Poisonous carbon monoxide gas has been discovered in the atmosphere of the dwarf planet Pluto, after a worldwide search that lasted nearly two decades, according to a new study that also detected the planet's atmosphere extendingmuch higher above the surface than previously thought.
A British-based team of astronomers, led by Jane Greaves of the University of St. Andrews in Scotland, found a strong signal of carbon monoxide gas in Pluto's atmosphere using the 15-meter James Clerk Maxwell Telescope in Hawaii. [Photos of Pluto and Its Moons]
The atmosphere of Pluto was known to extend more than 60 miles (about 100 kilometers) above the surface, the researchers said, but the new findings raise that height to more than 1,860 miles (3,000 km) — equivalent to a quarter of the distance out to Pluto's largest moon, Charon.
Greaves will present the new discovery on Wednesday (April 20) at the Royal Astronomical Society's National Astronomy Meeting in Wales. Pluto was discovered in 1930 and was considered to be the smallest and most distant planet orbiting around the sun. In 2006, its status was demoted to dwarf planet, making it one of a handful of such bodies that orbit beyond Neptune in the outer reaches of the solar system.
Pluto is the only dwarf planet known to have an atmosphere.
Properties of the atmospheric gas
In the new study, scientists found that the carbon monoxide gas on Pluto is extremely cold, at about minus 364 degrees Fahrenheit (minus 220 degrees Celsius). The team was also surprised that the signal is more than twice as strong as an upper limit predicted by a separate group of researchers who used the IRAM 30-meter telescope in Spain in 2000.[Infographic: Inside Dwarf Planet Pluto]
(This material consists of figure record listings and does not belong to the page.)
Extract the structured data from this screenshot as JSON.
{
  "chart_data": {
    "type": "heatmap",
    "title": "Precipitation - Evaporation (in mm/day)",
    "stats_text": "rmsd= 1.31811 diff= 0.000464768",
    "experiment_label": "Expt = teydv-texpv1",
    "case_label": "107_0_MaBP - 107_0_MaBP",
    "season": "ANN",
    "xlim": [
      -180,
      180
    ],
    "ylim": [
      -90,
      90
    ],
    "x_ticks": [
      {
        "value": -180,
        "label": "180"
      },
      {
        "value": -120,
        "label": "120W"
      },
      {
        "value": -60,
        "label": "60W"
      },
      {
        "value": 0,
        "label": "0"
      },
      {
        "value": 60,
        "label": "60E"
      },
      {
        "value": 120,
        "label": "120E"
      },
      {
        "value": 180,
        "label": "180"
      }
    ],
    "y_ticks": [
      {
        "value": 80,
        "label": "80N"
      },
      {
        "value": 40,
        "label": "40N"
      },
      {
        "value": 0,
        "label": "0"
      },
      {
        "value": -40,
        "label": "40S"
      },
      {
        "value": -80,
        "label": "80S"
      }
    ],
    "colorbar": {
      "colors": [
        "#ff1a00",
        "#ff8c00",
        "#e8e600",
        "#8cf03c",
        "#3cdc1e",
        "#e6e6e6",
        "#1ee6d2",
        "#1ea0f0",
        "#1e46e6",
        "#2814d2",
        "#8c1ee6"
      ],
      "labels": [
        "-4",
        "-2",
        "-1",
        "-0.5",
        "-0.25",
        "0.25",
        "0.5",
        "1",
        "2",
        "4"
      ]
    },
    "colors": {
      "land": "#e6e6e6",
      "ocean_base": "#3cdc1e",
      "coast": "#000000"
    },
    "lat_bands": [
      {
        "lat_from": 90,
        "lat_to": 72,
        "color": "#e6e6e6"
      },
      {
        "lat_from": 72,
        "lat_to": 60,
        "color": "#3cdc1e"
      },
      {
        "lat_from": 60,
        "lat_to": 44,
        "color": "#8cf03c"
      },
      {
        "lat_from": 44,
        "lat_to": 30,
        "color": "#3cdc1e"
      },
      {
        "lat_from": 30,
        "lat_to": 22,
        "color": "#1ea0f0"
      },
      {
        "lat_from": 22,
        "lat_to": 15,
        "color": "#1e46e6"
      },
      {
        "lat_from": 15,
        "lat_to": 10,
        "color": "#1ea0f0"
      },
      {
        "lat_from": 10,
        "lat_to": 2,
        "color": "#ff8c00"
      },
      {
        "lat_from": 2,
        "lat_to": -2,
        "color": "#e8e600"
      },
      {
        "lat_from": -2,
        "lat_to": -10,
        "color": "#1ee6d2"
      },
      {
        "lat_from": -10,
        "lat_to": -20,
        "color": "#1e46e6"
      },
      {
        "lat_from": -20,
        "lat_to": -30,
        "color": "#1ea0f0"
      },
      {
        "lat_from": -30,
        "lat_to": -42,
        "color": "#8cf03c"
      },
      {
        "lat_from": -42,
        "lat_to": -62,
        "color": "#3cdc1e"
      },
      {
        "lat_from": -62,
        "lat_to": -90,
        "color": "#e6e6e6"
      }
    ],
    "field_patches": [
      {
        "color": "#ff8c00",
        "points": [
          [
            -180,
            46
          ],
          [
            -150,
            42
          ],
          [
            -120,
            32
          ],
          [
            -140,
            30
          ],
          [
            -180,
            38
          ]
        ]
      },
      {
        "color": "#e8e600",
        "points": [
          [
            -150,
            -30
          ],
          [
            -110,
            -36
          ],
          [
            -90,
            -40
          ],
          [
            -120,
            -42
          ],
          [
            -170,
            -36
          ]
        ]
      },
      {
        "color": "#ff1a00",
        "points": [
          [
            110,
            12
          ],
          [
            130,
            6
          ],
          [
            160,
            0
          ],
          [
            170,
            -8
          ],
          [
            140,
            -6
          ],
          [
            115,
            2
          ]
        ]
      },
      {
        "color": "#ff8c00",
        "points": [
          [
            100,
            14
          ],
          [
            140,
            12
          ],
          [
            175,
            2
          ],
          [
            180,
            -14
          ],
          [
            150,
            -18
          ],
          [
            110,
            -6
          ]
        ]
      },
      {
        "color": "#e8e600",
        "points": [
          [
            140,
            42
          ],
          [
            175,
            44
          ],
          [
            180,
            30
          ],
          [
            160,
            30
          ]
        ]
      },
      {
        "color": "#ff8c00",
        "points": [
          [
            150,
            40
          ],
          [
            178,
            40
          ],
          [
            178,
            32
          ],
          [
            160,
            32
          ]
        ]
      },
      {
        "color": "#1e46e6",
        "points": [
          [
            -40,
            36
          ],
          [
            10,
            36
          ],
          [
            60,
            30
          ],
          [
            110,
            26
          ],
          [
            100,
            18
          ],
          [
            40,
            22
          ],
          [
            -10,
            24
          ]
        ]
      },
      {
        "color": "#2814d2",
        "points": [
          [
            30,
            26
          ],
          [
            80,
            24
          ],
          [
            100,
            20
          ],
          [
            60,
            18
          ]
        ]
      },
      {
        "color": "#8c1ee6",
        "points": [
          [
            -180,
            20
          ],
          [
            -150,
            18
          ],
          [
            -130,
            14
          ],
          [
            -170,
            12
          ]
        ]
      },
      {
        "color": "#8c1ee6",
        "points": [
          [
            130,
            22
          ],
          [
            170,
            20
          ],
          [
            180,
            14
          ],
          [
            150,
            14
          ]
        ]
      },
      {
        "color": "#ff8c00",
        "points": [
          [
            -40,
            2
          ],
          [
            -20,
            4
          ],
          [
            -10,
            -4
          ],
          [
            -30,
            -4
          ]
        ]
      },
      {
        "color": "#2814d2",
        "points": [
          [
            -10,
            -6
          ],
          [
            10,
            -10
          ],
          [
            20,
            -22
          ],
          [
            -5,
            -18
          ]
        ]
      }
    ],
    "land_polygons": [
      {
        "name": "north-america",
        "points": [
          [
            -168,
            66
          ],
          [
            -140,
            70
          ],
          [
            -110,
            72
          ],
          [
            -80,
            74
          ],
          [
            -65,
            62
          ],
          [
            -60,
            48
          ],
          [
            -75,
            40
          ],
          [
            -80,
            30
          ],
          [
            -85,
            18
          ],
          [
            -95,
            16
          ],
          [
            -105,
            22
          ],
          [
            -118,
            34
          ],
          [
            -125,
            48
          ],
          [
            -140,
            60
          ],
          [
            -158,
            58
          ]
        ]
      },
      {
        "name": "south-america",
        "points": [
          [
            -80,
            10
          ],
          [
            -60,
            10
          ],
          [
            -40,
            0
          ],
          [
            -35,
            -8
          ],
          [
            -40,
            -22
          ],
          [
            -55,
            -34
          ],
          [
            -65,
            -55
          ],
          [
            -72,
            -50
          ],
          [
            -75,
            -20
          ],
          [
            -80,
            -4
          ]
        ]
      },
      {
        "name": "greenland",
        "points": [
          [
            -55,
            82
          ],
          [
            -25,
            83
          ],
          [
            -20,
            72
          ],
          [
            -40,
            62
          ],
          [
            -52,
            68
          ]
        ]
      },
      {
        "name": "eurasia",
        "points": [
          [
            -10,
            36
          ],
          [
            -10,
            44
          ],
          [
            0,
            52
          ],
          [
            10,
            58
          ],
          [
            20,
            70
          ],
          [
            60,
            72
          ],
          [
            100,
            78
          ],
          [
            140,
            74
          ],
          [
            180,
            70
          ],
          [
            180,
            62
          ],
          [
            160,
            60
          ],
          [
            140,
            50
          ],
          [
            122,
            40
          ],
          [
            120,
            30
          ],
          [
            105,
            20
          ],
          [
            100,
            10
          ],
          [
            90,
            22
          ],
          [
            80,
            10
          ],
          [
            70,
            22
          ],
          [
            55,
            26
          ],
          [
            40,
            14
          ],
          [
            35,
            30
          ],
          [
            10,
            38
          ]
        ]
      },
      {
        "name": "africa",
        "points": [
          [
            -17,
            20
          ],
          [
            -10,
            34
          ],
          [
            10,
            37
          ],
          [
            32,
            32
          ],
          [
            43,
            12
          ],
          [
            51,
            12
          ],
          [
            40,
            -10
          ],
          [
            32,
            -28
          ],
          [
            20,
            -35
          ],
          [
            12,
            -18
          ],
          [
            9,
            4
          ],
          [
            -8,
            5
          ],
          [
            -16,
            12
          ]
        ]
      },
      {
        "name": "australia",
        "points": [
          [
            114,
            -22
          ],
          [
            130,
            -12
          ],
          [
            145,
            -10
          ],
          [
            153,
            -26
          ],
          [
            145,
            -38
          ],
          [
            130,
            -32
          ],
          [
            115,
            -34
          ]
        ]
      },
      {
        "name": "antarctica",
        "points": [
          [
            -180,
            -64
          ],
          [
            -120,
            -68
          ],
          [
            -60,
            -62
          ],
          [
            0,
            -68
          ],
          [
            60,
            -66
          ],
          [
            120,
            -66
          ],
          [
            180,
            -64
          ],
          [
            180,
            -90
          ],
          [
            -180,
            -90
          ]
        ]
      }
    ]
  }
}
"It was thrilling to see the signal gradually emerge as we added in many nights of data," Greaves said. "The change in brightness over the last decade is startling. We think the atmosphere may have grown in size, or the carbon monoxide abundance may have been boosted."
Fluctuations in the atmosphere have been seen before, but only in the lower atmosphere, where methane — the only other gas to be positively identified — has also been seen to vary, the researchers said.
The atmospheric gases are likely the result of solar heating of Pluto's surface ice, which evaporates due to the slightly higher temperatures experienced during this period. In 1989 Pluto made its closest approach to the sun, which is considered a relatively recent event, considering that it takes the planet 248 years to complete one orbit around the sun.
Pluto's resulting atmosphere is probably the most fragile in our solar system, the researchers said, with the top layers blowing off into the cosmos.
"The height to which we see the carbon monoxide agrees well with models of how the solar wind strips Pluto's atmosphere," said Christiane Helling, a member of the research team at the University of St. Andrews.
Climate change on Pluto
In Pluto's atmosphere, carbon monoxide acts as a coolant, while methane absorbs sunlight, which produces heating. Maintaining a balance between the two gases, which are actually just trace elements in what is thought to be an atmosphere dominated by nitrogen, is critical during the long seasons on Pluto that last several decades.
The newly discovered carbon monoxide could play a key role in slowing the loss of Pluto's atmosphere. But, if the chilling effect is too great, it could result in nitrogen snowfalls and all the gases freezing on the ground, the researchers said.
The processes on Pluto could also help scientists understand the mechanisms that govern the behavior of our own planet's atmosphere.
"Seeing such an example of extraterrestrial climate change is fascinating," Greaves said. "This cold simple atmosphere that is strongly driven by the heat from the sun could give us important clues to how some of the basic physics works, and act as a contrasting test-bed to help us better understand the Earth's atmosphere."